В российском осмыслении путешествия оно также есть способ противопоставления себя социальной реальности, разрыва подчиняющей связи с ней,

источник ее критики: таково «Путешествие из Петербурга в Москву» А.Н. Радищева, путешествие Чичикова в одной кибитке с автором, бесприютность Печорина и его автора, путешествие Н.М. Карамзина: из путешествия возвращается Чацкий и в путешествие отправляется Онегин. Сама возможность путешествия содержит в себе своего рода роскошь: идет ли речь о нищем страннике или праздном аристократе. Это роскошь самого перемещения как такового, пространственной свободы, смены пейзажа, охотничьего азарта преследования горизонта. Путешествующий, подобно всякому поступающему, утверждает свою первичность в отношении к миру, который обретает свое качество порождающей силой человеческого поступания.

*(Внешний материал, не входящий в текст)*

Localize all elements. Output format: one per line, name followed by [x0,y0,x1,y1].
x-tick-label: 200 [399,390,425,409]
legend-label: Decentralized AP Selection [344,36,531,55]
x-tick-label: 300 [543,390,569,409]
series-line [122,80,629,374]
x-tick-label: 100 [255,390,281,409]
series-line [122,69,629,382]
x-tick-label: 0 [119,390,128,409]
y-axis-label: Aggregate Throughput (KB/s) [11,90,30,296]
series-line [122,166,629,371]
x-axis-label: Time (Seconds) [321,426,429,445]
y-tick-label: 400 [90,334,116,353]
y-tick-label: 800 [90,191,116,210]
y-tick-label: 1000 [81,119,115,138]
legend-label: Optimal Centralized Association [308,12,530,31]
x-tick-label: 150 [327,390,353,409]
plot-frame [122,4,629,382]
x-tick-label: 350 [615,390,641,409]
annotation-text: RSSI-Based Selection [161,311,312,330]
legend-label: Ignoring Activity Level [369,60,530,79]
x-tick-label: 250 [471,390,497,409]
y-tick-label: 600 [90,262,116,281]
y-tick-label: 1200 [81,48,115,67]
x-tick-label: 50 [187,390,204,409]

Наличие финального пункта превращает путешествие в переезд, чистое перемещение. Путешествие же завершается не с достижением некоторого пункта, а в возвращении. Робинзон Крузо становится путешественником лишь в момент возвращения в Англию. Не возвратившийся путешественник превращается в странника, мигранта и даже шизофреника (см.: [Иванова, 2016]).

Итак, путешествие понимается как передвижение в пространстве, как уход, завершающийся и пронизанный возвращением, движение, которое отрывает человека от рутины, но и само превращается в нее. И здесь мы подходим к кульминации этой истории: как только разум обращается к мотивам, внепо-ложенным целям и результатам поступка (путешествия), он удивительным образом обретает некую свободу, переходящую в невероятную услужливость, -и в порыве этой услужливости он устраняет, нивелирует пространственную составляющую путешествия: доминирование «ради чего» над «что» и «как» радикально меняет идею путешествия. Надо сказать, что это обращение к субъективному опосредованию, причинам и объективированным результатам, т.е. выход вовне поступка, знаменует полное исчезновение его как того, что пытаются помыслить. Каждый следующий ход знаменует утрату чего-то наиболее существенного в образе некоторого поступания.

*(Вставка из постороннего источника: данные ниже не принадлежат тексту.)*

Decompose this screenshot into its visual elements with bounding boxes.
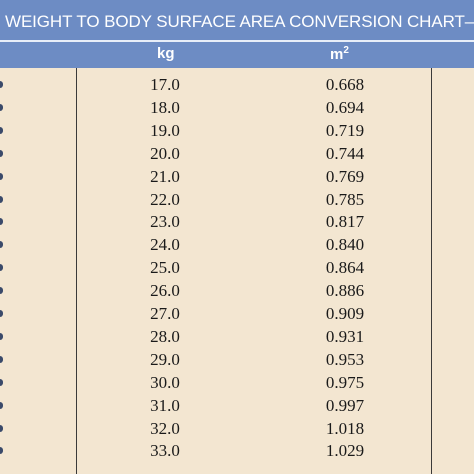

Обращение к мотивам и обстоятельствам, к оторванному от самого действия состоянию души и качествам личности, ведет к работе ума по бесконечной дифференциации, так же как и концентрации на мимолетных переживаниях: путешествие становится чувственным, «путешествием сердца». Так Лоренс Стерн, английский писатель XVIII в. (чье «Сентиментальное путешествие» породило название литературного направления, повлияло на Карамзина, Радищева, Достоевского, Толстого), не без юмора различает путешественников праздных, пытливых, лгущих, гордых, тщеславных, желчных, поневоле, правонарушителей и преступников, несчастных и невинных, простодушных, завершая список чувствительными. Так как цель подлинного путешествия - «образовать собственное сердце», совершенствование ума и души, перемещение в пространстве становится вторичным и необязательным: воображаемое путешествие занимает место рядом с реальным, становится нарративом. Вне нарратива путешествие уже невидимо (см.: [Стерн, 1968]), но в нарративе оно тоже уже невидимо в качестве субъектного действия. Стерн, для которого все есть предмет для юмора, замечает: «Нет ничего приятнее для путешественника - и ничего ужаснее для описывающих путешествие, нежели обширная богатая равнина...» [Там же, 446]. Интересно, что

в качестве эпиграфа к другому своему произведению Стерн выбирает греческое высказывание: «Людей страшат не дела, а лишь мнения об этих делах» [Стерн, 1968, 25], - вся история культуры являет изощренное воспроизведение мнений.

Вслед за Стерном Ксавье де Местр пишет свои «Путешествие вокруг моей комнаты» ("Voyage autour de ma chambre") и «Ночное путешествие вокруг моей комнаты» ("Voyage nocturne autour de ma chambre") (см.: [Местр, 2003]), породившие множество нарративов о путешествии в-по комнате, карману и сидя в кресле1. Последнее представляется наиболее безопасным, дешевым и содержательным (см., например, «Искусство рассуждать о странах, в которых вы не бывали» Пьера Байяра) - это движение прочь от Фрэнсиса Бэкона, считавшего, что путешествовать, сидя в кресле, невозможно.

Путешествие по комнате, по своему карману, в кресле и иные путешествия такого рода соединяют, казалось бы, противоположные способы путешествия - в воображении, выстраивающем нарратив, и через максимизацию невероятного внимания «путешественника» к действительным деталям, которые неисчерпаемы в каждой точке, месте пространства. Перемещение в пространстве отменяется в этом случае максимальным увеличением всего наблюдаемого. Де Местр осознанно демонстрирует «многословие деталей» («но это манера всех путешествующих»): и хотя он не выходит за пределы своей комнаты, его путешествие является таким же полноценным нарративом, как и путешествие в Альпы, восхождение на Монблан или заглядывание в открытое жерло могилы Эмпедокла. Становится очевидным, что как только путешествие становится нарративом, оно становится исключительно нарративом. Путешественник погружается в своеобразный тренинг по восприятию и описанию деталей, а также по активизации памяти для обогащения сюжета. Все дальше и дальше отодвигается вопрос что? (что я делаю) от вопроса зачем и как (причем вопрос как сводится к поиску и описанию средств, это вовсе не как поступка у Аристотеля, лежащее в основе его идеи добродетельного поступка, совершаемого так, как поступает добродетельный человек). Точно так же нацистская мораль будет впоследствии сосредоточена не на факте (данности) убийства, а на том, ради чего и насколько щадяще по отношению к жертве и к самому убивающему оно совершается.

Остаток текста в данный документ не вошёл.